Three care facilities in the Tampa Bay area are among 29 statewide that have been operating without mandatory insurance coverage.

By Times staff and wire reports

© St. Petersburg Times, published December 19, 2000


Three Tampa Bay area assisted living facilities are among 29 statewide that face threat of closure for failing to carry liability insurance, state officials said Monday.

Geri-Cheer Guest Home Inc., at 4760 Eighth Ave. S in St. Petersburg, was notified Monday that it has 21 days to obtain the insurance, or it will lose its operating license, said Pat Glynn, a spokesman for the state Agency for Health Care Administration.

Two Hillsborough County facilities were given similar warnings. They are the Pleasant Manor ALF at 6929 Durant Road in Plant City, and Ruby's Residential Care, a 10-bed facility at 5906 N 32nd St. in Tampa.

"This is just hitting me in the face. I don't know what I'm going to do," said Mack Willene, owner of Geri-Cheer.

Willene, who said she has run the St. Petersburg facility for 20 years, said she was told to expect an increase in her payments.

AHCA spokesman Glynn said state law requires the coverage.

"We have been reviewing this and looking at any other options, and within the law there is none," Glynn said.

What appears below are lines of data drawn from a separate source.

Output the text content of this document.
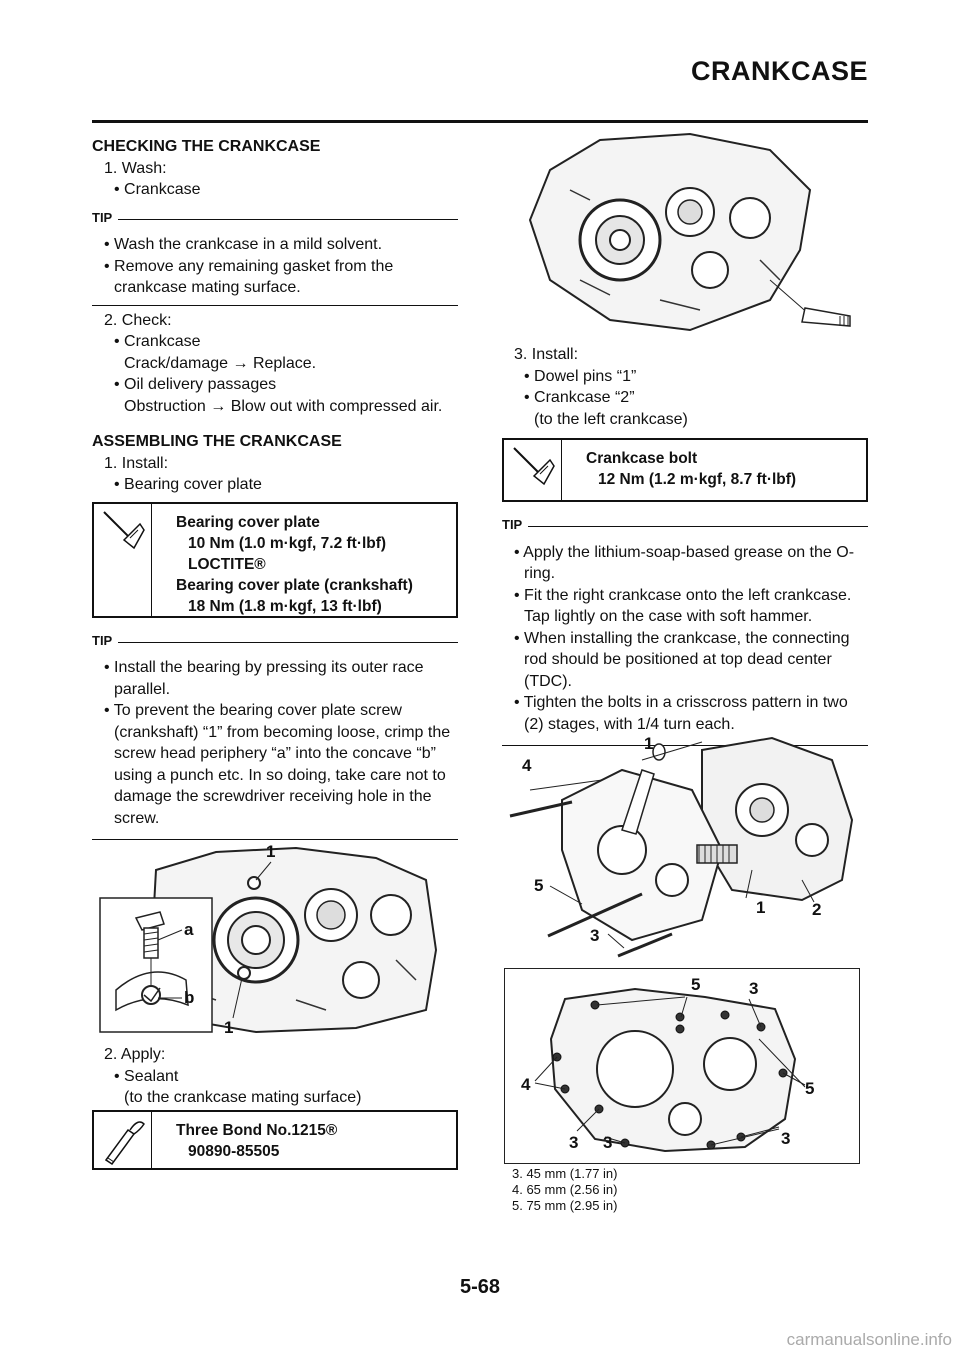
CRANKCASE
CHECKING THE CRANKCASE
1. Wash:
• Crankcase
TIP
• Wash the crankcase in a mild solvent.
• Remove any remaining gasket from the crankcase mating surface.
2. Check:
• Crankcase
Crack/damage → Replace.
• Oil delivery passages
Obstruction → Blow out with compressed air.
ASSEMBLING THE CRANKCASE
1. Install:
• Bearing cover plate
Bearing cover plate
10 Nm (1.0 m·kgf, 7.2 ft·lbf)
LOCTITE®
Bearing cover plate (crankshaft)
18 Nm (1.8 m·kgf, 13 ft·lbf)
TIP
• Install the bearing by pressing its outer race parallel.
• To prevent the bearing cover plate screw (crankshaft) “1” from becoming loose, crimp the screw head periphery “a” into the concave “b” using a punch etc. In so doing, take care not to damage the screwdriver receiving hole in the screw.
1
a
b
1
2. Apply:
• Sealant
(to the crankcase mating surface)
Three Bond No.1215®
90890-85505
3. Install:
• Dowel pins “1”
• Crankcase “2”
(to the left crankcase)
Crankcase bolt
12 Nm (1.2 m·kgf, 8.7 ft·lbf)
TIP
• Apply the lithium-soap-based grease on the O-ring.
• Fit the right crankcase onto the left crankcase. Tap lightly on the case with soft hammer.
• When installing the crankcase, the connecting rod should be positioned at top dead center (TDC).
• Tighten the bolts in a crisscross pattern in two (2) stages, with 1/4 turn each.
1
4
5
3
1	2
5	3
4	5
3 3	3
3. 45 mm (1.77 in)
4. 65 mm (2.56 in)
5. 75 mm (2.95 in)
5-68
carmanualsonline.info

Assisted living is one of the fastest growing housing options for the elderly, serving as a transition between their own home and a full nursing facility. Assisted living facility residents require less care than people in nursing homes, and most can come and go as they please.

The 29 facilities mostly are small, ranging in size from several operations housing three residents to the Pleasant Manor ALF, which houses 17 people. Geri-Cheer has 11 residents.

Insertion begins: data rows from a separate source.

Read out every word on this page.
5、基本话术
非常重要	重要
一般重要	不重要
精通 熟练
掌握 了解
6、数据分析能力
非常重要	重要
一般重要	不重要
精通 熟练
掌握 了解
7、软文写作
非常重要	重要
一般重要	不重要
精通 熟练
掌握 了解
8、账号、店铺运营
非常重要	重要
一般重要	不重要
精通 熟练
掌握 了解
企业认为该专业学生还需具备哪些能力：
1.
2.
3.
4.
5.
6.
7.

Ed Towey, a spokesman for the Florida Health Care Association, which represents nursing homes and assisted living facilities, said the industry has been concerned for years about the runaway cost of insurance because of large numbers of lawsuits.

He said ALF liability premiums have gone up 500 to 1,000 percent in one year.

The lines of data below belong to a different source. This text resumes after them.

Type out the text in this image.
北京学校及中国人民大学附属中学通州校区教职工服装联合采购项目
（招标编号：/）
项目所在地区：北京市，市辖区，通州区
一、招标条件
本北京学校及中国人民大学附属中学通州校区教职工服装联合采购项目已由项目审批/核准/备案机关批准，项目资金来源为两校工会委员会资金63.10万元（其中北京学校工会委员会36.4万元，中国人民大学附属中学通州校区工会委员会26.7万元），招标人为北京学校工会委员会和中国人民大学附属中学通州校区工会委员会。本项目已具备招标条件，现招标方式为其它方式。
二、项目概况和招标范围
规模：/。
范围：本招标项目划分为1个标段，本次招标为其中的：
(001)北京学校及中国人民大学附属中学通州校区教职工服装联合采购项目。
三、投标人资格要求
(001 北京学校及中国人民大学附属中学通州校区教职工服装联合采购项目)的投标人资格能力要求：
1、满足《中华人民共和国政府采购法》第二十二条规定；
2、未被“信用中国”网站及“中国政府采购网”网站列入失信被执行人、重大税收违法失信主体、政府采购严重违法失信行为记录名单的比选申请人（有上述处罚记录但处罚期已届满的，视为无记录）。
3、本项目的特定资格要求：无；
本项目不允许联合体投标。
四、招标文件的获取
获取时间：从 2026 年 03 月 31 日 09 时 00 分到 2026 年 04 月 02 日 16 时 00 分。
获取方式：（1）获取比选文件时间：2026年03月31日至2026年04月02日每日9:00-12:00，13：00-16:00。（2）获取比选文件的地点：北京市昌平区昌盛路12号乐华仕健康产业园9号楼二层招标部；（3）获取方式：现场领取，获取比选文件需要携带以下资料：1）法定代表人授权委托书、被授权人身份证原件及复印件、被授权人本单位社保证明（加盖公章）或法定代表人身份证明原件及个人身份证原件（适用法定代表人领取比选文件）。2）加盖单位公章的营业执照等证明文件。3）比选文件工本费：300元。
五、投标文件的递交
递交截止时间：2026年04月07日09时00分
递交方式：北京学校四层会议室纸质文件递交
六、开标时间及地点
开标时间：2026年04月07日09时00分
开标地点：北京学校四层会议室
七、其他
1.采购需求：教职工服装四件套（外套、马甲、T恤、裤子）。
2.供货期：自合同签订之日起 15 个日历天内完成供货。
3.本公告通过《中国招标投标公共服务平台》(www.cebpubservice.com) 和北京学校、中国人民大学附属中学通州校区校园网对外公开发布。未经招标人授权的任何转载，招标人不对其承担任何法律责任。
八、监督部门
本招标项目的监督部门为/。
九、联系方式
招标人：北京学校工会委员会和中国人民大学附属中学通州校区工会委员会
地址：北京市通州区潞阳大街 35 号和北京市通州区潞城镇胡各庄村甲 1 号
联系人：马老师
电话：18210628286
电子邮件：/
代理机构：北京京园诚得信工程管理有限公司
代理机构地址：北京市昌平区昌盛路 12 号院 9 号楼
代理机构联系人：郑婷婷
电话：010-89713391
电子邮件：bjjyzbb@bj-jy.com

"This is exactly what we had feared most," Towey said. "These are not facilities with quality problems; these are facilities with insurance problems."

State officials found out that the facilities lacked insurance from the insurance companies and in some cases from the facilities themselves, Glynn said. Some facilities had been dropped by their insurance carriers; others let their policies expire.

"It is not linked to performance. This is simply a licensure requirement," Glynn said.